Основательно застряв, но не желая упасть в грязь лицом, молодой человек спешно соскочил с передка, оставив коляску в руках угрюмого слуги, и сделал вид, что остановка в этом месте как раз и соответствовала его планам. Не обращая ни малейшего внимания на приоткрытые рты, сдавленное хихиканье и прочие нелицеприятные жесты, молодой господин прошелся по улице прогулочным шагом, с воодушевлением заглядывая в витрины и подбадривая себя время от времени фразой «Очень хорошо! Просто пр-релестно!». Потом он надолго остановился у мольберта художника, живописного юноши с вплетенными в его длинные белокурые волосы лентами, который с чего-то надумал вдруг рисовать городской пейзаж с видом на мою лавку «Занятная безделица» (а я подозревала, что причиной его интереса был вовсе не изумительной красоты облупившийся бок соседнего дома, а юная рыжеволосая Ликанея, стоявшая у меня за прилавком). Что привлекло молодого владельца коляски – сказать затрудняюсь, но он вошел в лавку. Так я познакомилась с сэром Гари Моллет Хнором, третьим сыном Лорда-распорядителя императорскими конюшнями, и с тех пор моя жизнь обрела вид нескончаемой оранжереи.

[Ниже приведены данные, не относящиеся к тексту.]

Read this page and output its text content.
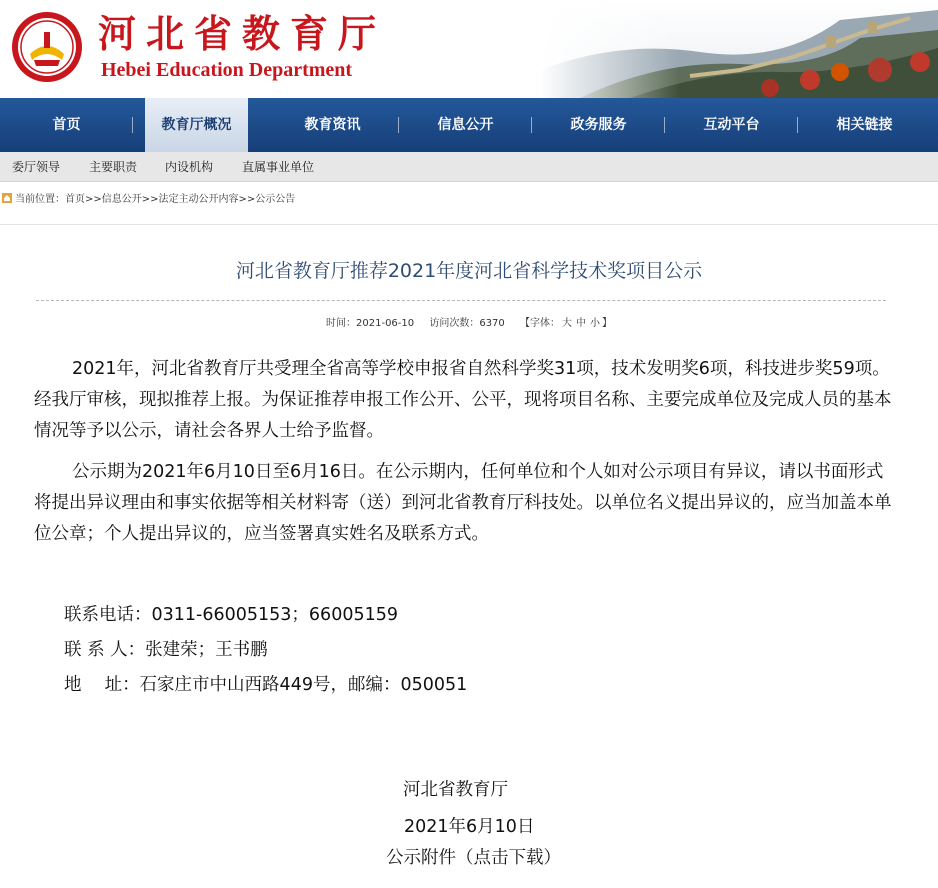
河北省教育厅
Hebei Education Department
首页	教育厅概况	教育资讯	信息公开	政务服务	互动平台	相关链接
委厅领导 主要职责 内设机构 直属事业单位
当前位置：首页>>信息公开>>法定主动公开内容>>公示公告
河北省教育厅推荐2021年度河北省科学技术奖项目公示
时间：2021-06-10 访问次数：6370 【字体： 大 中 小 】
2021年，河北省教育厅共受理全省高等学校申报省自然科学奖31项，技术发明奖6项，科技进步奖59项。经我厅审核，现拟推荐上报。为保证推荐申报工作公开、公平，现将项目名称、主要完成单位及完成人员的基本情况等予以公示，请社会各界人士给予监督。
公示期为2021年6月10日至6月16日。在公示期内，任何单位和个人如对公示项目有异议，请以书面形式将提出异议理由和事实依据等相关材料寄（送）到河北省教育厅科技处。以单位名义提出异议的，应当加盖本单位公章；个人提出异议的，应当签署真实姓名及联系方式。
联系电话：0311-66005153；66005159
联 系 人：张建荣；王书鹏
地　 址：石家庄市中山西路449号，邮编：050051
河北省教育厅
2021年6月10日
公示附件（点击下载）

– Это был сэр Гари? Он уже ушел? – сдавленно хихикнула Ликанея, когда дверь за молодым человеком с привычным грохотом захлопнулась, – Он еще не сделал тебе предложения?
– Сэр Гари был так добр, что пригласил меня на Осенний бал, – чопорно ответила я, – Это, осмелюсь заметить, очень выгодное предложение.
– На бал? С ним? Надеюсь, ты отказала?
– Да, – печально вздохнула я, – И, боюсь, в этот знаменательный день мне придется коротать вечер в полном, отчаянном одиночестве и тоскливо взирать на шумные толпы празднующих людей из глубины запертой и темной лавки.
– Бр-р-р, – передернула хорошенькими плечами Лика, а рыжие кудряшки ее весело встрепенулись наперекор мнению хозяйки, – Когда ты так говоришь, даже мне становится тоскливо. Хочешь, пойдем с нами?
– Нет, – я весело и беззаботно рассмеялась, – Я с удовольствием пораньше закрою лавку, возьму книгу и проведу восхитительный вечер. В тишине и спокойствии, без суматохи, спешки и в полном, восхитительно одиноком одиночестве!
Ликанея широко распахнула прелестные очи, обрамленные щедро накрашенными ресницами, и изумленно покачала головой.
– Иногда я совсем не могу тебя понять. После двух недель Йердаса тебе захочется остаться дома, когда все празднуют? Ты же не такая! Не бука какая-нибудь! Ты же любишь веселиться! А кавалеры? Ну, сэр Гари – это я понимаю. Он богатый и знатный, но, честно говоря, слегка чокнутый. А Русси? Он такой солидный… Или Фельен? Только не говори, что он приходит ко мне, он всегда только на тебя пялится! Или даже Рори… Хотя говорят, что он мошенник, Рори все-таки душка! А ты всегда одна, ни в кого не влюблена, ни с кем не встречаешься. Смотри, не упусти свое счастье, а то останешься старой…, – и тут Лика прикусила язычок, поняв, что зашла слишком далеко.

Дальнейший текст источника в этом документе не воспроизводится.